Last week I took part in the process of interviewing for a new manager for my mother’s care home. I was one of a panel of two relatives and two residents who met the candidates for an informal chat, before they went off to be grilled by the managing director and departing manager.
Down a lane on the way to the river, it’s a small, unpretentious place with room for only 26 residents. It’s clean and bright and the atmosphere is always warm and cheerful. Many of the staff are young and treat the residents with a patience and kindness and obvious affection that leaves me in awe of their vocation. In a sector not renowned for good retention, a number of the older staff have been there since before my mother arrived, six years ago.
The home scores highly with the inspectorate and is three hundred yards from my house. My brother, sister and I are constantly thankful that our mum should have ended up in what seems to be such an exceptional place. That management should even have considered involving relatives in the recruitment process marks it out still further from the run-of-the-mill. I felt privileged to have been invited to take part, although it’s many years since I last interviewed anyone for anything, and I wasn’t quite sure how things would unfold.
In the event, the thing I was least prepared for was the language. The care sector is a highly regulated one. There are mandatory procedures for everything concerning residents, from a minor bump to the treatment of a major condition, and notes must be taken and forms filled and filed at every step of the way. In many ways this a good thing, despite the administrative burden it places on the staff. But it means that their vocabulary quickly becomes infected with the jargon of process.
As a form of professional shorthand, this is not so much of a problem. But in an interview situation – where nervous people are more than likely to default to jargon – it has the effect of masking real personality, and also possibly professional competence, or lack of it. It is hard for someone to present themselves authentically when their responses sound as if they have been taken from a compliance manual. Whether the effect is to come across as stilted or glib, the result is that very little of the human being behind the words is revealed.

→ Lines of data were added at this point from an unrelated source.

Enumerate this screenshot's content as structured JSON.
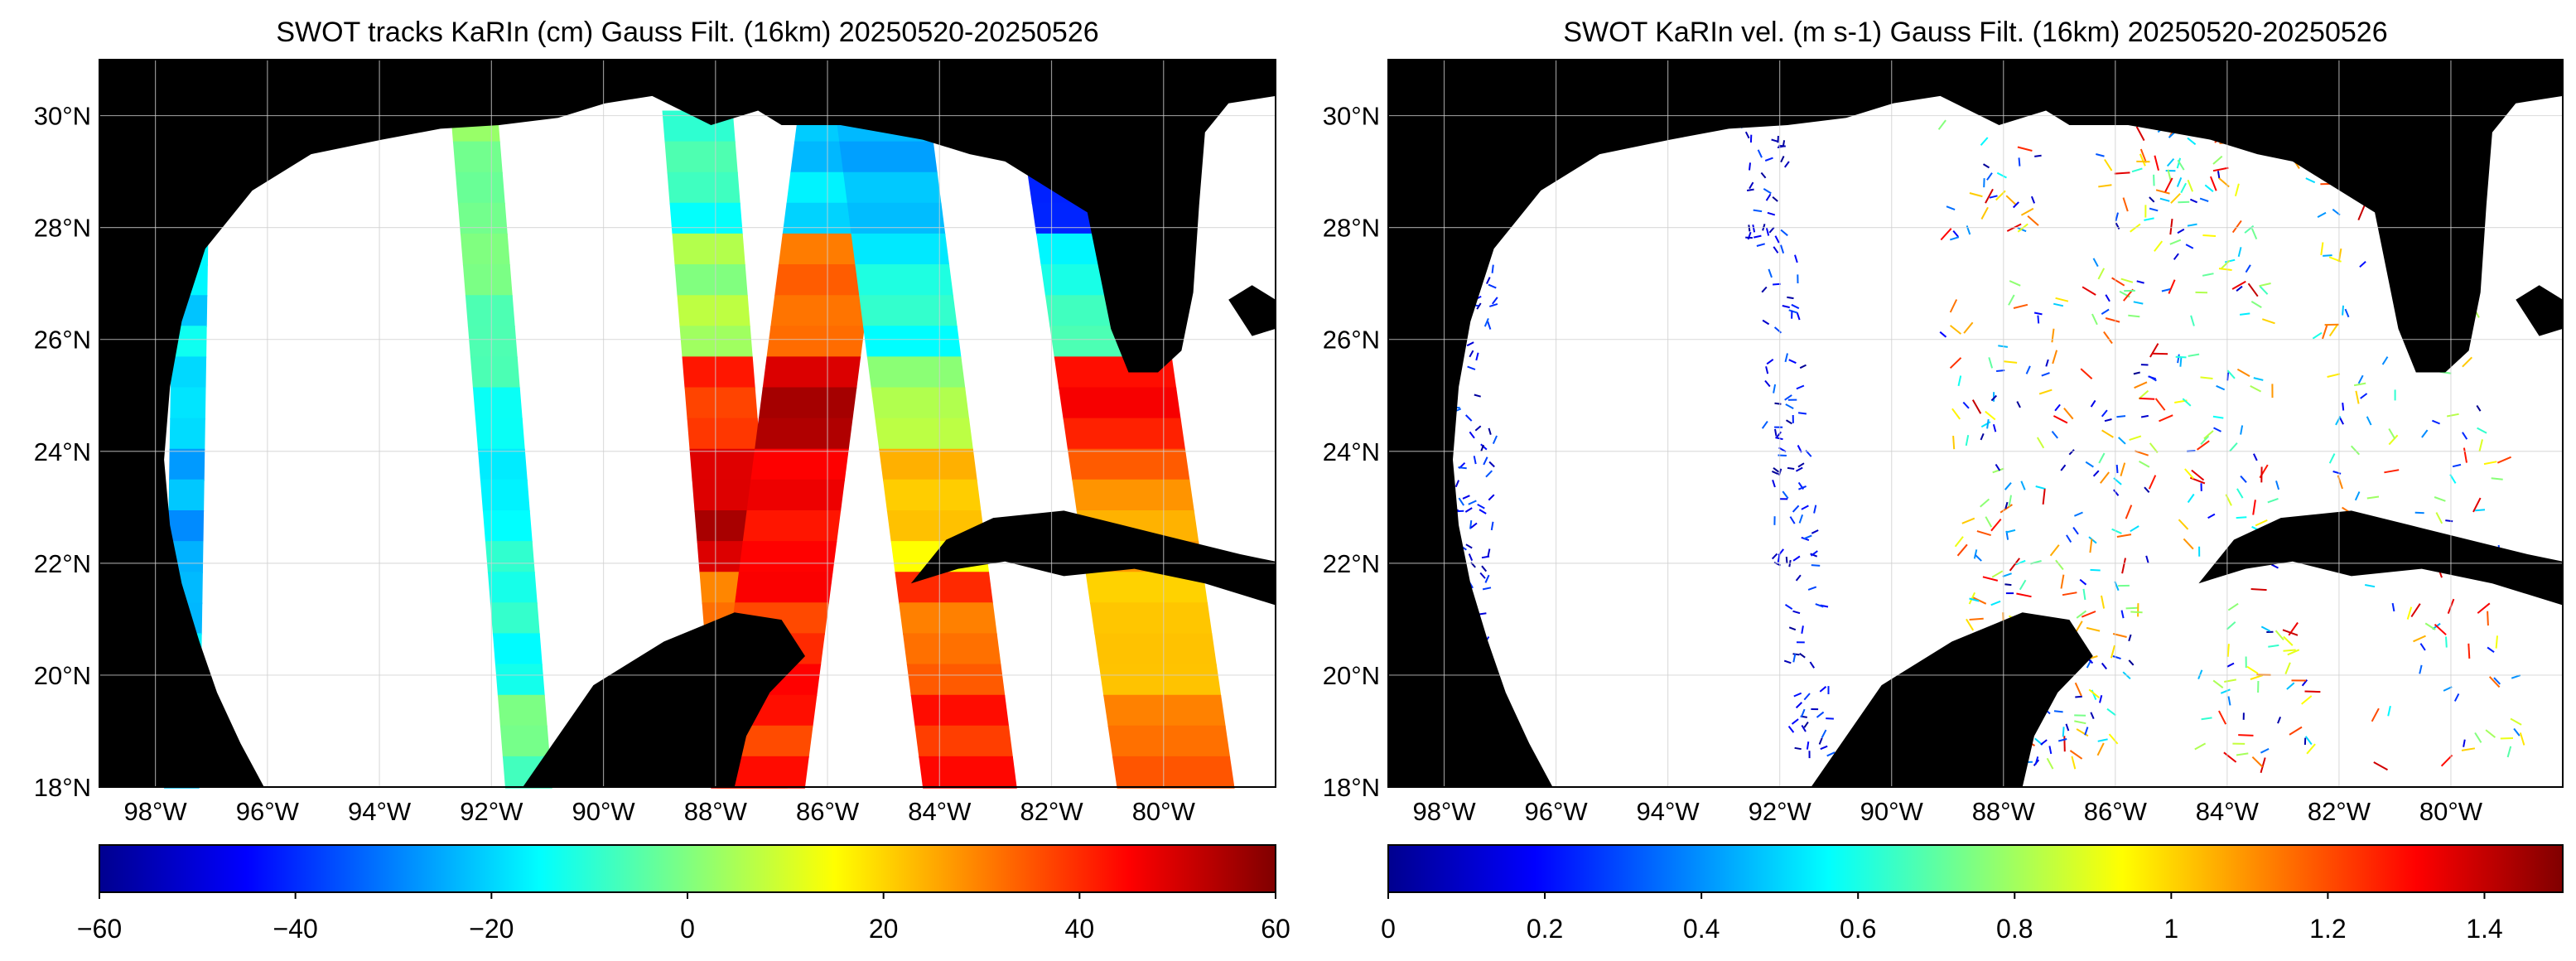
{
  "colors": {
    "land": "#000000",
    "ocean": "#ffffff",
    "grid": "#d0d0d0",
    "jet": [
      "#00008f",
      "#0000ff",
      "#0080ff",
      "#00ffff",
      "#80ff80",
      "#ffff00",
      "#ff8000",
      "#ff0000",
      "#800000"
    ]
  },
  "panels": [
    {
      "title": "SWOT tracks KaRIn (cm) Gauss Filt. (16km) 20250520-20250526",
      "kind": "ssh",
      "lat_labels": [
        "30°N",
        "28°N",
        "26°N",
        "24°N",
        "22°N",
        "20°N",
        "18°N"
      ],
      "lon_labels": [
        "98°W",
        "96°W",
        "94°W",
        "92°W",
        "90°W",
        "88°W",
        "86°W",
        "84°W",
        "82°W",
        "80°W"
      ],
      "colorbar": {
        "min": -60,
        "max": 60,
        "ticks": [
          "−60",
          "−40",
          "−20",
          "0",
          "20",
          "40",
          "60"
        ]
      }
    },
    {
      "title": "SWOT KaRIn vel. (m s-1) Gauss Filt. (16km) 20250520-20250526",
      "kind": "vel",
      "lat_labels": [
        "30°N",
        "28°N",
        "26°N",
        "24°N",
        "22°N",
        "20°N",
        "18°N"
      ],
      "lon_labels": [
        "98°W",
        "96°W",
        "94°W",
        "92°W",
        "90°W",
        "88°W",
        "86°W",
        "84°W",
        "82°W",
        "80°W"
      ],
      "colorbar": {
        "min": 0,
        "max": 1.5,
        "ticks": [
          "0",
          "0.2",
          "0.4",
          "0.6",
          "0.8",
          "1",
          "1.2",
          "1.4"
        ]
      }
    }
  ],
  "map_extent": {
    "lon_min": -99,
    "lon_max": -78,
    "lat_min": 18,
    "lat_max": 31
  },
  "lat_values": [
    30,
    28,
    26,
    24,
    22,
    20,
    18
  ],
  "lon_values": [
    -98,
    -96,
    -94,
    -92,
    -90,
    -88,
    -86,
    -84,
    -82,
    -80
  ],
  "ssh_tracks": [
    {
      "name": "track-1",
      "values": [
        -20,
        -18,
        -22,
        -25,
        -20,
        -22
      ]
    },
    {
      "name": "track-2",
      "values": [
        0,
        -5,
        -10,
        -15,
        -12,
        -5
      ]
    },
    {
      "name": "track-3",
      "values": [
        -10,
        5,
        40,
        50,
        35,
        25
      ]
    },
    {
      "name": "track-4",
      "values": [
        -20,
        30,
        55,
        45,
        40,
        42
      ]
    },
    {
      "name": "track-5",
      "values": [
        -25,
        -15,
        5,
        20,
        35,
        40
      ]
    },
    {
      "name": "track-6",
      "values": [
        -40,
        -10,
        40,
        30,
        20,
        30
      ]
    }
  ]
}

Over a couple of days we had to work hard to dismantle the linguistic suits of armour. I couldn’t help contrasting what we were hearing with what had filled a room a few hundred yards away, during our The Stories We Tell foundation workshop, the previous weekend. There, a group of nine people had spent two days sharing personal stories in language that resounded with all the joy and pain of human existence.

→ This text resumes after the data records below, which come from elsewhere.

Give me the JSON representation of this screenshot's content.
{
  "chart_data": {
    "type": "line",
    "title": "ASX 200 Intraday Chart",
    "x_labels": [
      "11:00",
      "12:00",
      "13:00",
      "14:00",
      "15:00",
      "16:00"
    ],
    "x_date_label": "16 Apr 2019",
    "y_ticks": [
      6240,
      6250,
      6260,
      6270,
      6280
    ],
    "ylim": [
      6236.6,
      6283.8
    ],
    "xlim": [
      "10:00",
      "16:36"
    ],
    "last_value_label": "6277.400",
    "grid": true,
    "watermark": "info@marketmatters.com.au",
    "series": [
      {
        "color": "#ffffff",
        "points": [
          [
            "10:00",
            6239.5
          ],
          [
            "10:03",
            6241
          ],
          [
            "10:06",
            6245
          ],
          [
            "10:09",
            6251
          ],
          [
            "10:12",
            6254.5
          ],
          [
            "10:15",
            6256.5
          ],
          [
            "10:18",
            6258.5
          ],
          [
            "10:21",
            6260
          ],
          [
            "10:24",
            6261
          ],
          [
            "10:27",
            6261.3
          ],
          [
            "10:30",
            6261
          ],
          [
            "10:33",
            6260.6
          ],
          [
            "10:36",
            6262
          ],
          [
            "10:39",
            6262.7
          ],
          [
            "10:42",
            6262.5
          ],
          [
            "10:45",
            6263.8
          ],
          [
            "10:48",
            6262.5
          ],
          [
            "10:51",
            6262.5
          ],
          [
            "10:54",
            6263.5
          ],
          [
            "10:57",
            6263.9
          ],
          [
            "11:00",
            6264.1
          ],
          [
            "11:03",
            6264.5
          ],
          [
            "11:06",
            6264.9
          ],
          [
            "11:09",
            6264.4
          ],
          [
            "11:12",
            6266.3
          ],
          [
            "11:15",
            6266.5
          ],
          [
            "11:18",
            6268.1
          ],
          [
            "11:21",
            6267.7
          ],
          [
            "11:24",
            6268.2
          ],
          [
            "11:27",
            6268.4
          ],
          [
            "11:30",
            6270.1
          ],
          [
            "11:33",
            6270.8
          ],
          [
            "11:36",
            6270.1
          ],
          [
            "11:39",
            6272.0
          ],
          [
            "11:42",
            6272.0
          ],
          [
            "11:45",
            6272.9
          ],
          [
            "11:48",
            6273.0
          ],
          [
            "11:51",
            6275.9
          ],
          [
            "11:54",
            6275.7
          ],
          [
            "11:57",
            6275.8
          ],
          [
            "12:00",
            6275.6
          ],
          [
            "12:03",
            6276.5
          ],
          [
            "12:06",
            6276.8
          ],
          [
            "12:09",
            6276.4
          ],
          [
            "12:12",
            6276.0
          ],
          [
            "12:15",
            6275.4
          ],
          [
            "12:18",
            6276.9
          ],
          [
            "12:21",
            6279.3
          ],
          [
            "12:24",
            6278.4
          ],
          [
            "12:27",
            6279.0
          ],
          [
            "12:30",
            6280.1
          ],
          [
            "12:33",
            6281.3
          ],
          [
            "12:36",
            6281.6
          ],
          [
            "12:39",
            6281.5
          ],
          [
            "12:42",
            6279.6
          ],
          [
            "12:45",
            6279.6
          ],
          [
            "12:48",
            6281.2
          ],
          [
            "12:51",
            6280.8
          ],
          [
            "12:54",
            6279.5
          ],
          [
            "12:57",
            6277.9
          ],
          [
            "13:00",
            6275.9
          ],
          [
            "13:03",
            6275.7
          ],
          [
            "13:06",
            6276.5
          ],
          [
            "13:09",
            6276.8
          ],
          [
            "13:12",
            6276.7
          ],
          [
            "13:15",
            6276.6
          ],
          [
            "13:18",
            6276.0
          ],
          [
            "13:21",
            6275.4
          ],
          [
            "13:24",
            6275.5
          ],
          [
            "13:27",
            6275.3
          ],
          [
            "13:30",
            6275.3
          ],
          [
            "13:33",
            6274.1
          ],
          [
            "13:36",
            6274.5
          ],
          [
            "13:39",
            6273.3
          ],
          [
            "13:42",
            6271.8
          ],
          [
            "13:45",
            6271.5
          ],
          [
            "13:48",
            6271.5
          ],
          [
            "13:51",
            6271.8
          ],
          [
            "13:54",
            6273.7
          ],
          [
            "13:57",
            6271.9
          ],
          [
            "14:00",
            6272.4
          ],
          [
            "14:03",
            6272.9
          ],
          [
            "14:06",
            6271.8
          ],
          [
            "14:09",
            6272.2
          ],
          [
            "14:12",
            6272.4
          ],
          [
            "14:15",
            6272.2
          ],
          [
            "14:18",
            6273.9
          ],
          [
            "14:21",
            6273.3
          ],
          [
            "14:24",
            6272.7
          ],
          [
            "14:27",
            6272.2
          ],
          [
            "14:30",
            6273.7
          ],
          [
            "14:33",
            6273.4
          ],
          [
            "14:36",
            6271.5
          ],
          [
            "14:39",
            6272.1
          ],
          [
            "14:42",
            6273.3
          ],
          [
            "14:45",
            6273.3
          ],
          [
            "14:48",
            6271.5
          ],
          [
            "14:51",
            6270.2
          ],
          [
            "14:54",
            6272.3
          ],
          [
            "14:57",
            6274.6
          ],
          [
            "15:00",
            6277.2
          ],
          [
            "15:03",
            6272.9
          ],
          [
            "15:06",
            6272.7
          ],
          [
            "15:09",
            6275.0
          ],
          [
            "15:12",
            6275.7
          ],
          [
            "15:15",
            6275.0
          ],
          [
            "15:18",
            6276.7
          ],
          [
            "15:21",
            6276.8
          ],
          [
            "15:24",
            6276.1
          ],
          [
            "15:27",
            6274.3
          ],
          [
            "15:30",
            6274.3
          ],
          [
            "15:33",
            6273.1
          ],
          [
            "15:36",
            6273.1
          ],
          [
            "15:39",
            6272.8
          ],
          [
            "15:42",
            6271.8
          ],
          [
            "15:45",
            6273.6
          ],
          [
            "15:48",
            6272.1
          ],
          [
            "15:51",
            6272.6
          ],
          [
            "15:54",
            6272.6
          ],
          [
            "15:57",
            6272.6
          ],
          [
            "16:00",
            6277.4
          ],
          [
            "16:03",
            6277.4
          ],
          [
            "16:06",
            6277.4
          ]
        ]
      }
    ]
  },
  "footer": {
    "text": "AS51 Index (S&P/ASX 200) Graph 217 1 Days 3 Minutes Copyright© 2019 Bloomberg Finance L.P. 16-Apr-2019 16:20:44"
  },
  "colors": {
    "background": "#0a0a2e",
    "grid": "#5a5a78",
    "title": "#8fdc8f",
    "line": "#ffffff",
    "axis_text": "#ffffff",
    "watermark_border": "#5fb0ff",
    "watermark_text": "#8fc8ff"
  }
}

On these workshops we often quote a storyteller called Terence Gargiulo who says, ‘The shortest distance between two people is a story’. Nothing bears that out like the connections that are made on those weekends. The converse, on the evidence of the care home interviews, might be this: ‘The greatest distance between two people is jargon.’ It seems particularly wrong that this should be the case in a profession where the motivating instinct is one of basic human kindness.
what’s the difference between an interview ‘situation’ and an interview.